Catalunha - Pau Barrena/AFP

Em 1947, ao escrever “História da Espanha”, o historiador francês Pierre Vilar avaliou que os principais problemas espanhóis do século XX eram a questão social (reforma agrária), a militar (intervencionismo das Forças Armadas), a eclesiástica (pretensão de hegemonia civil), a internacional (isolamento de Espanha) e a questão territorial.

Caso escrevesse no período da Transição Democrática após a morte de Franco, em 1975, acredito que incluiria a democracia e a forma de governo (monárquico ou republicano).

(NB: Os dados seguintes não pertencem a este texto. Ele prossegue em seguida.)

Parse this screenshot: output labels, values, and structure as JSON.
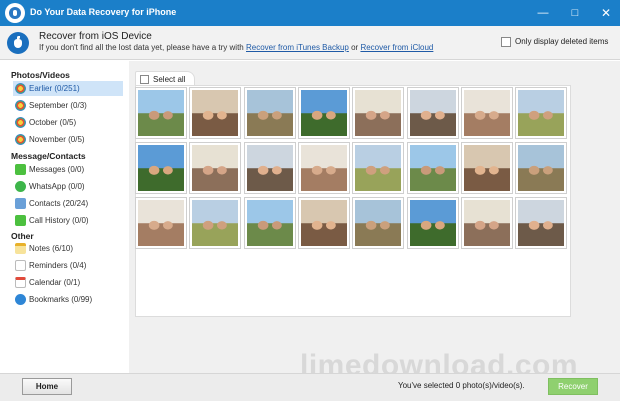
{
  "window": {
    "title": "Do Your Data Recovery for iPhone",
    "controls": {
      "minimize": "—",
      "maximize": "□",
      "close": "✕"
    }
  },
  "header": {
    "title": "Recover from iOS Device",
    "subtitle_prefix": "If you don't find all the lost data yet, please have a try with",
    "link_itunes": "Recover from iTunes Backup",
    "subtitle_or": "or",
    "link_icloud": "Recover from iCloud",
    "only_deleted_label": "Only display deleted items"
  },
  "sidebar": {
    "categories": [
      {
        "title": "Photos/Videos",
        "items": [
          {
            "label": "Earlier (0/251)",
            "icon": "photos-icon",
            "selected": true
          },
          {
            "label": "September (0/3)",
            "icon": "photos-icon"
          },
          {
            "label": "October (0/5)",
            "icon": "photos-icon"
          },
          {
            "label": "November (0/5)",
            "icon": "photos-icon"
          }
        ]
      },
      {
        "title": "Message/Contacts",
        "items": [
          {
            "label": "Messages (0/0)",
            "icon": "messages-icon"
          },
          {
            "label": "WhatsApp (0/0)",
            "icon": "whatsapp-icon"
          },
          {
            "label": "Contacts (20/24)",
            "icon": "contacts-icon"
          },
          {
            "label": "Call History (0/0)",
            "icon": "call-history-icon"
          }
        ]
      },
      {
        "title": "Other",
        "items": [
          {
            "label": "Notes (6/10)",
            "icon": "notes-icon"
          },
          {
            "label": "Reminders (0/4)",
            "icon": "reminders-icon"
          },
          {
            "label": "Calendar (0/1)",
            "icon": "calendar-icon"
          },
          {
            "label": "Bookmarks (0/99)",
            "icon": "bookmarks-icon"
          }
        ]
      }
    ]
  },
  "content": {
    "select_all_label": "Select all",
    "thumbnail_rows": 3,
    "thumbnail_cols": 8
  },
  "footer": {
    "home_label": "Home",
    "status": "You've selected 0 photo(s)/video(s).",
    "recover_label": "Recover"
  },
  "watermark": "limedownload.com",
  "colors": {
    "titlebar": "#1b7fc9",
    "selected_bg": "#cfe4f8",
    "link": "#1f5aa6",
    "recover_button": "#8fd06f"
  }
}
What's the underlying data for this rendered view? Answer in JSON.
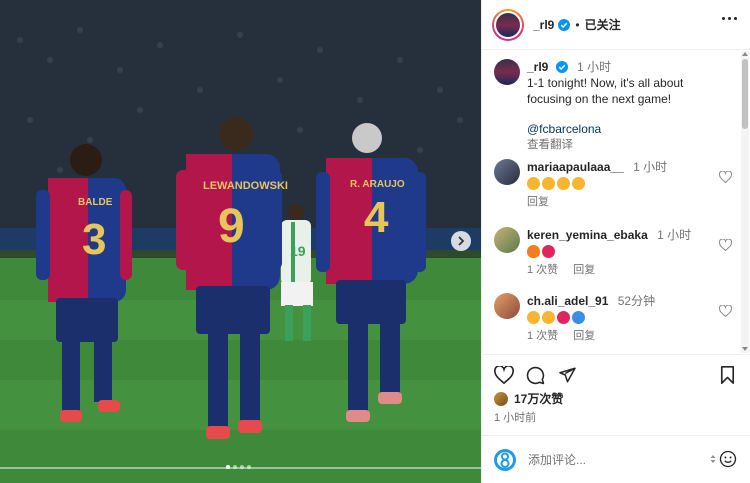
{
  "header": {
    "username": "_rl9",
    "follow_state": "已关注",
    "separator": "•"
  },
  "caption": {
    "username": "_rl9",
    "time": "1 小时",
    "text": "1-1 tonight! Now, it's all about\nfocusing on the next game!",
    "mention": "@fcbarcelona",
    "translate": "查看翻译"
  },
  "comments": [
    {
      "username": "mariaapaulaaa__",
      "time": "1 小时",
      "emojis": [
        "heart-eyes",
        "heart-eyes",
        "heart-eyes",
        "heart-eyes"
      ],
      "reply": "回复",
      "likes": ""
    },
    {
      "username": "keren_yemina_ebaka",
      "time": "1 小时",
      "emojis": [
        "fire",
        "red-heart"
      ],
      "likes": "1 次赞",
      "reply": "回复"
    },
    {
      "username": "ch.ali_adel_91",
      "time": "52分钟",
      "emojis": [
        "raised-hands",
        "clap",
        "red-heart",
        "blue-heart"
      ],
      "likes": "1 次赞",
      "reply": "回复"
    }
  ],
  "post": {
    "likes": "17万次赞",
    "time": "1 小时前"
  },
  "comment_box": {
    "placeholder": "添加评论..."
  },
  "photo": {
    "players": [
      {
        "name": "BALDE",
        "number": "3"
      },
      {
        "name": "LEWANDOWSKI",
        "number": "9"
      },
      {
        "name": "R. ARAUJO",
        "number": "4"
      },
      {
        "number": "19"
      }
    ],
    "slide_count": 4,
    "active_slide": 1
  },
  "colors": {
    "blaugrana_blue": "#1f3a8a",
    "blaugrana_red": "#b3164a",
    "gold_number": "#e6c55a",
    "link": "#00376b",
    "muted": "#737373"
  }
}
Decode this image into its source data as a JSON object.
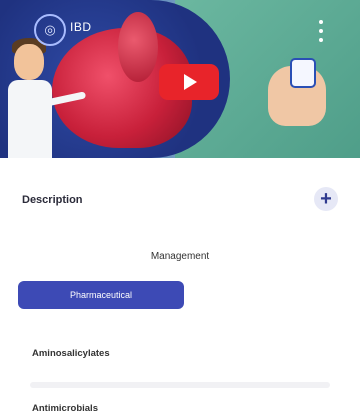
{
  "video": {
    "title": "IBD",
    "logo_icon": "globe-icon",
    "play_icon": "play-icon",
    "menu_icon": "more-vertical-icon",
    "play_color": "#e8242a"
  },
  "description": {
    "label": "Description",
    "expand_icon": "plus-icon",
    "expand_symbol": "+"
  },
  "management": {
    "title": "Management",
    "tabs": [
      {
        "label": "Pharmaceutical",
        "active": true
      },
      {
        "label": "",
        "active": false
      }
    ],
    "items": [
      {
        "label": "Aminosalicylates"
      },
      {
        "label": "Antimicrobials"
      }
    ]
  },
  "colors": {
    "accent": "#3d4ab5"
  }
}
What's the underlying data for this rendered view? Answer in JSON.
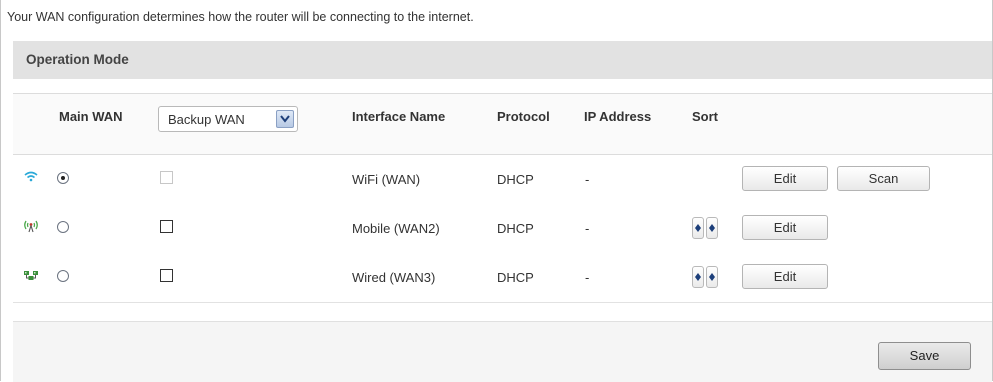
{
  "intro_text": "Your WAN configuration determines how the router will be connecting to the internet.",
  "section": {
    "title": "Operation Mode"
  },
  "table": {
    "headers": {
      "main_wan": "Main WAN",
      "backup_select": "Backup WAN",
      "interface_name": "Interface Name",
      "protocol": "Protocol",
      "ip_address": "IP Address",
      "sort": "Sort"
    },
    "rows": [
      {
        "icon": "wifi-icon",
        "main_wan_selected": true,
        "backup_enabled": false,
        "backup_checked": false,
        "interface": "WiFi (WAN)",
        "protocol": "DHCP",
        "ip": "-",
        "edit_label": "Edit",
        "scan_label": "Scan"
      },
      {
        "icon": "mobile-antenna-icon",
        "main_wan_selected": false,
        "backup_enabled": true,
        "backup_checked": false,
        "interface": "Mobile (WAN2)",
        "protocol": "DHCP",
        "ip": "-",
        "edit_label": "Edit"
      },
      {
        "icon": "wired-network-icon",
        "main_wan_selected": false,
        "backup_enabled": true,
        "backup_checked": false,
        "interface": "Wired (WAN3)",
        "protocol": "DHCP",
        "ip": "-",
        "edit_label": "Edit"
      }
    ]
  },
  "footer": {
    "save_label": "Save"
  }
}
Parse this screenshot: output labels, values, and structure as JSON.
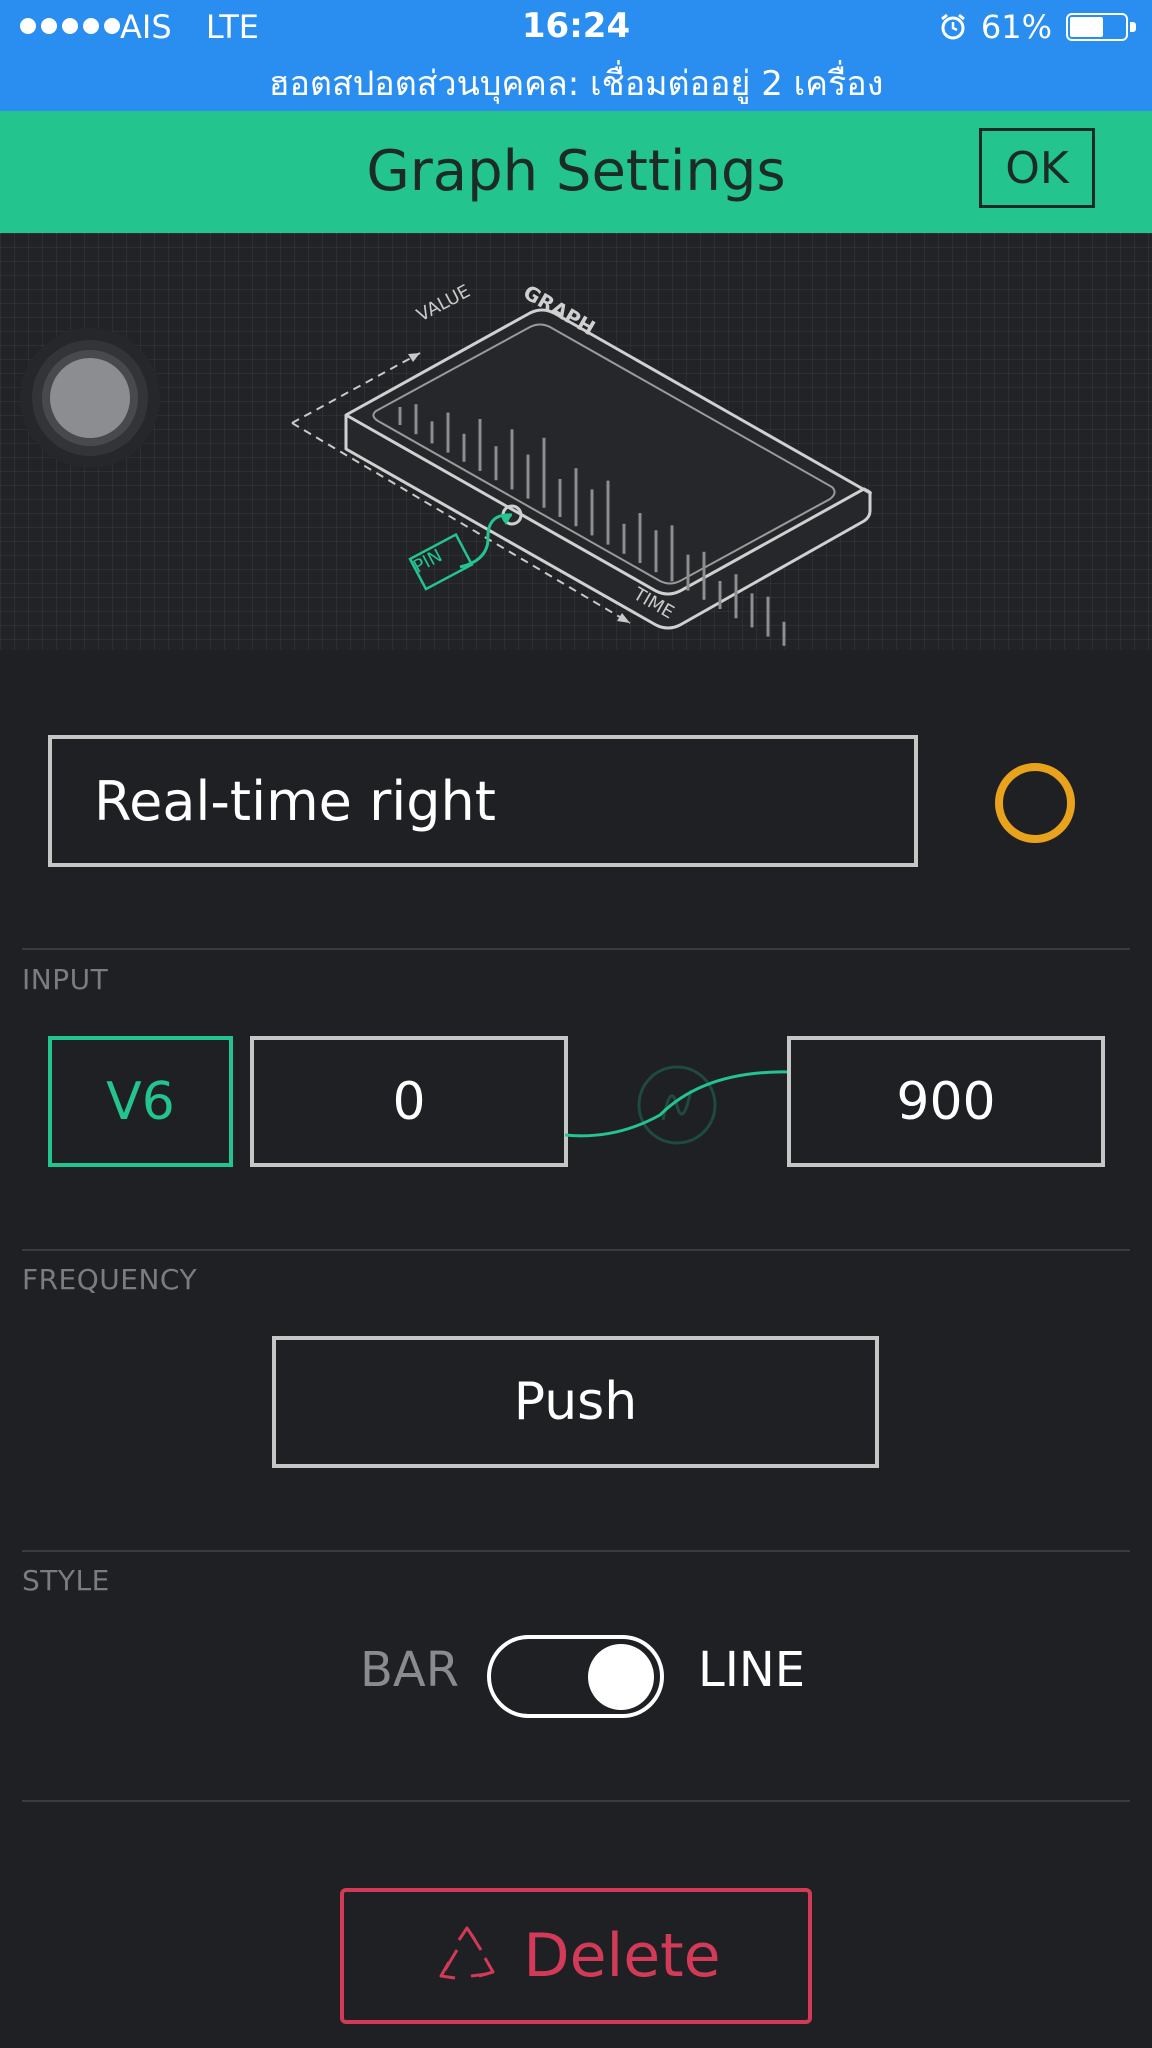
{
  "status_bar": {
    "carrier": "AIS",
    "network": "LTE",
    "time": "16:24",
    "battery": "61%",
    "battery_level": 0.61,
    "hotspot_text": "ฮอตสปอตส่วนบุคคล: เชื่อมต่ออยู่ 2 เครื่อง",
    "color": "#2a8df0"
  },
  "header": {
    "title": "Graph Settings",
    "ok_label": "OK",
    "color": "#23c48e"
  },
  "illustration": {
    "value_label": "VALUE",
    "graph_label": "GRAPH",
    "time_label": "TIME",
    "pin_label": "PIN"
  },
  "widget": {
    "name_value": "Real-time right",
    "color": "#e8a21b"
  },
  "input": {
    "section_label": "INPUT",
    "pin": "V6",
    "min": "0",
    "max": "900"
  },
  "frequency": {
    "section_label": "FREQUENCY",
    "value": "Push"
  },
  "style": {
    "section_label": "STYLE",
    "bar_label": "BAR",
    "line_label": "LINE",
    "selected": "LINE"
  },
  "delete": {
    "label": "Delete",
    "color": "#d33a57"
  },
  "icons": {
    "alarm": "alarm-icon",
    "battery": "battery-icon",
    "recycle": "recycle-icon",
    "drag": "drag-handle-icon"
  }
}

Apesar do sucesso da Espanha em superar praticamente todos os desafios e questões mencionadas por Vilar, ainda existe a questão relacionada à organização territorial, na qual disputas entre nacionalismos de Luís Fernando de Carvalho “polaridade simetricamente inversas” continuam a condicionar o sistema político e a “vertebração” territorial do Estado espanhol.

É preciso reforçar que os discursos nacionalistas (catalães e espanhóis) refletem sentimentos identitários genuínos, compartilhados por grande número de cidadãos nas respectivas regiões. Tais discursos são utilizados, no entanto, em contexto no qual as diversas forças políticas da Espanha disputam poder no âmbito local, regional e nacional, razão pela qual a questão catalã representa, em última instância, uma disputa política econômica.

Vejam a catástrofe que pode abater todos, independentemente de sentimentos nacionalistas genuínos; apenas no mês de Outubro, 691 empresas retiraram a sua sede da Catalunha, número superior em comparação ao nove meses anteriores ao plebiscito. A instabilidade gerada por discursos, apresentando posições ambíguas e polarizadas dentro de uma visão e interpretação própria, altamente questionada dentro da Lei Constitucional vigente, tem criado um animo econômico perigoso de grande instabilidade onde não existem ganhadores.

Um exemplo emblemático deste movimento foi a marca Cava – um vinho tradicional espumante da Catalunha - Codorníu, que anunciou a sua mudança para La Rioja, após 500 anos e 18 gerações na Catalunha!

País, Nação e (ou) Estado; uma reflexão?
O vocábulo nação é frequentemente utilizado para referir-se a conceitos correlatos, em especial aos relacionados a povo, pátria e Estado. Fala-se em “Direito Internacional” (e não “Interestatal”); em “Paz e Guerra entre as nações” (e não em “entre os Estados”); em “A riqueza das nações” (e não em “dos povos”); e em “Carta das Nações Unidas” (e não em “dos Estados Unidos”). Termos correntes como “interesse nacional”, “segurança nacional”, “nacionalização de empresas” e “movimento de libertação nacional” somam-se aos exemplos de imprecisão semântica.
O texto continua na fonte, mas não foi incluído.